Но я понимала, что разговор уже испорчен.
— Не сердитесь на мою служанку, отец Реми, — сказала я, вставая. — Она так радуется моей скорой свадьбе и так хотела, чтобы платье привезли поскорее. Идемте, посмотрим вместе с нами, я вас приглашаю.
Он скривился, но пошел.
— Я разложила его в вашей комнате на кровати, — возбужденно тараторила Нора, пока мы шли по дому, — и такое оно красивое, такое красивое, госпожа Мари! У самой королевы нет подобного платья.
— Его должны были привезти еще вчера.
— Да, но от белошвейки приехал человек и сказал, что только сегодня, и они успели. Ах, идемте же, скорее!
— Нора, я и так иду.
Отец Реми шел позади ровно и ненавязчиво, словно тень, приклеившаяся к моей спине.
Мы поднялись на второй этаж, по дороге за нами увязался Фредерик; Дидье попался по дороге и, испросив разрешения, тоже пошел. Свадьба молодой госпожи — большое событие в доме, все желали оказаться к нему причастными. Нора достала из кармана передника ключ, торжественно отперла дверь в мою спальню, и мы вошли.
Мы вошли, остановились и замерли, глядя на платье.
Потом я сделала шаг назад и все-таки уперлась спиной в отца Реми; он взял меня за плечи, и так мы стояли, глядя на мой свадебный наряд.

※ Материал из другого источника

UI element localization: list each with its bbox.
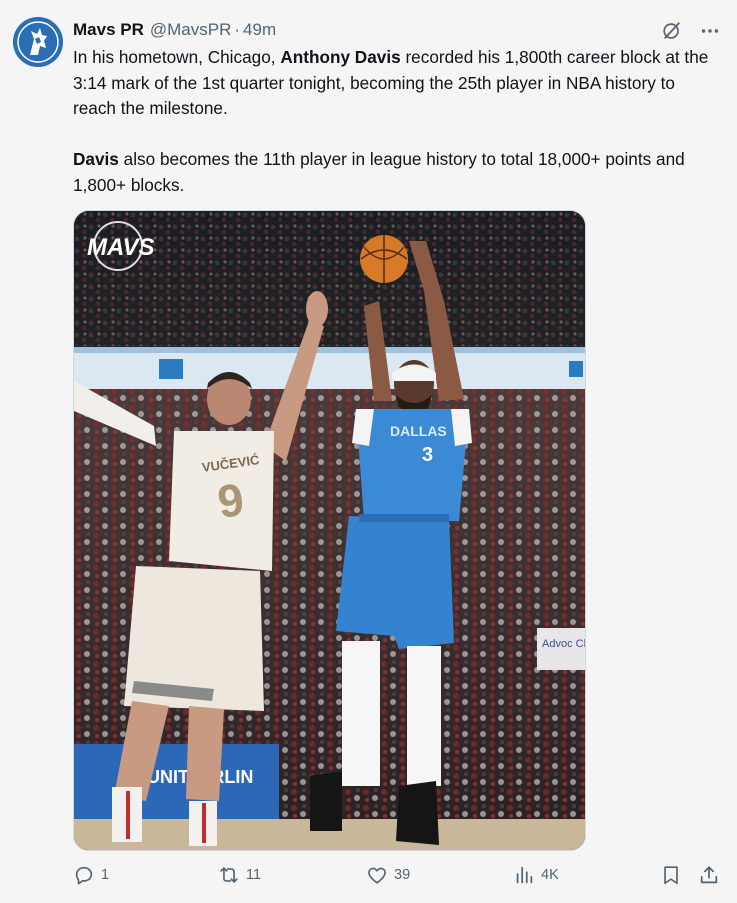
- side-sign-text: Advoc Child: [542, 638, 585, 650]
- handle[interactable]: @MavsPR: [150, 20, 232, 40]
- bold-name: Anthony Davis: [280, 47, 401, 67]
- mavericks-horse-logo-icon: [13, 17, 63, 67]
- share-button[interactable]: [698, 864, 720, 886]
- basketball-photo: Advoc Child UNIT AIRLIN MAVS: [74, 211, 585, 850]
- share-icon: [700, 866, 718, 884]
- repost-count: 11: [246, 867, 262, 883]
- views-button[interactable]: 4K: [513, 864, 559, 886]
- display-name[interactable]: Mavs PR: [73, 20, 144, 40]
- reply-button[interactable]: 1: [73, 864, 109, 886]
- more-dots-icon[interactable]: [699, 20, 721, 42]
- tweet: Mavs PR @MavsPR · 49m In his hometown, C…: [0, 0, 737, 903]
- tweet-action-bar: 1 11 39 4K: [73, 864, 723, 892]
- reply-icon: [75, 866, 93, 885]
- grok-slash-icon[interactable]: [661, 20, 683, 42]
- separator-dot: ·: [234, 20, 241, 39]
- repost-button[interactable]: 11: [218, 864, 261, 886]
- text-segment: also becomes the 11th player in league h…: [73, 149, 685, 195]
- like-icon: [368, 867, 386, 884]
- bookmark-icon: [664, 866, 678, 885]
- like-button[interactable]: 39: [366, 864, 410, 886]
- bookmark-button[interactable]: [660, 864, 682, 886]
- like-count: 39: [394, 867, 411, 883]
- text-segment: In his hometown, Chicago,: [73, 47, 281, 67]
- reply-count: 1: [101, 867, 110, 883]
- avatar[interactable]: [13, 17, 63, 67]
- views-count: 4K: [541, 867, 559, 883]
- upper-crowd: [74, 211, 585, 346]
- timestamp[interactable]: 49m: [243, 20, 276, 40]
- header-actions: [661, 20, 721, 42]
- jersey-number-text: 3: [422, 444, 433, 466]
- tweet-photo[interactable]: Advoc Child UNIT AIRLIN MAVS: [73, 210, 586, 851]
- bold-name: Davis: [73, 149, 119, 169]
- jersey-team-text: DALLAS: [390, 423, 447, 439]
- tweet-paragraph-2: Davis also becomes the 11th player in le…: [73, 147, 718, 198]
- tweet-header: Mavs PR @MavsPR · 49m: [73, 18, 276, 42]
- tweet-text: In his hometown, Chicago, Anthony Davis …: [73, 45, 718, 198]
- tweet-paragraph-1: In his hometown, Chicago, Anthony Davis …: [73, 45, 718, 122]
- views-icon: [516, 866, 533, 884]
- svg-text:MAVS: MAVS: [87, 234, 155, 261]
- repost-icon: [220, 867, 238, 883]
- ribbon-board: [74, 347, 585, 389]
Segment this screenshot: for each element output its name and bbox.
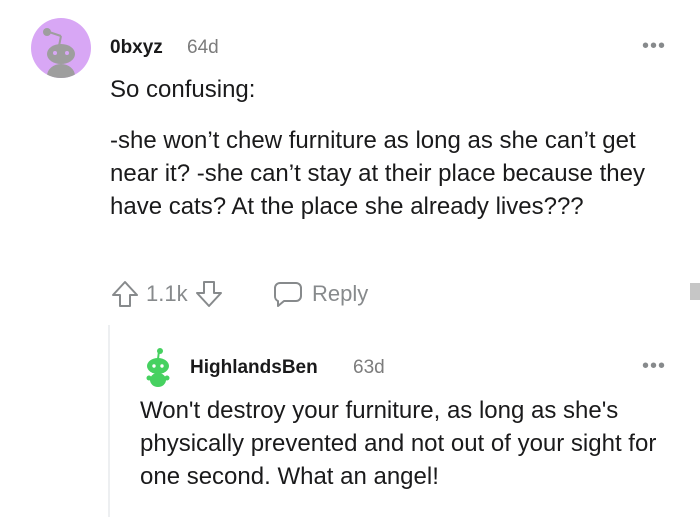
more-options-icon[interactable]: ••• xyxy=(642,356,666,376)
reply-button[interactable]: Reply xyxy=(272,279,368,309)
vote-count: 1.1k xyxy=(146,281,188,306)
scrollbar-thumb[interactable] xyxy=(690,283,700,300)
user-avatar[interactable] xyxy=(140,347,176,387)
more-options-icon[interactable]: ••• xyxy=(642,36,666,56)
user-avatar[interactable] xyxy=(31,18,91,78)
downvote-arrow-icon[interactable] xyxy=(194,279,224,309)
comment-text-paragraph: -she won’t chew furniture as long as she… xyxy=(110,127,645,220)
upvote-arrow-icon[interactable] xyxy=(110,279,140,309)
comment-author[interactable]: 0bxyz xyxy=(110,37,163,59)
snoo-avatar-icon xyxy=(146,348,170,387)
comment-age: 63d xyxy=(353,357,385,378)
snoo-avatar-icon xyxy=(43,28,75,78)
speech-bubble-icon xyxy=(274,282,302,307)
thread-line[interactable] xyxy=(108,325,110,517)
reply-label: Reply xyxy=(312,281,369,306)
comment-author[interactable]: HighlandsBen xyxy=(190,357,318,379)
comment-text-line: So confusing: xyxy=(110,76,256,103)
vote-bar: 1.1k xyxy=(110,279,224,309)
comment-age: 64d xyxy=(187,37,219,58)
comment-text-paragraph: Won't destroy your furniture, as long as… xyxy=(140,397,657,490)
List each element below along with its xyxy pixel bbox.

Платье было великолепно. Его шили три месяца, приделывали кружево, укладывали рядами мелкий жемчуг. На лифе тоненькими искорками жили бриллианты; вышивка струилась по плотной ткани, словно поземка по улице.
Прямо поперек широкой юбки, украшенной бесценными фламандскими кружевами, тянулась сделанная кровью надпись. Кривые буквы, впитавшиеся в невинную белизну.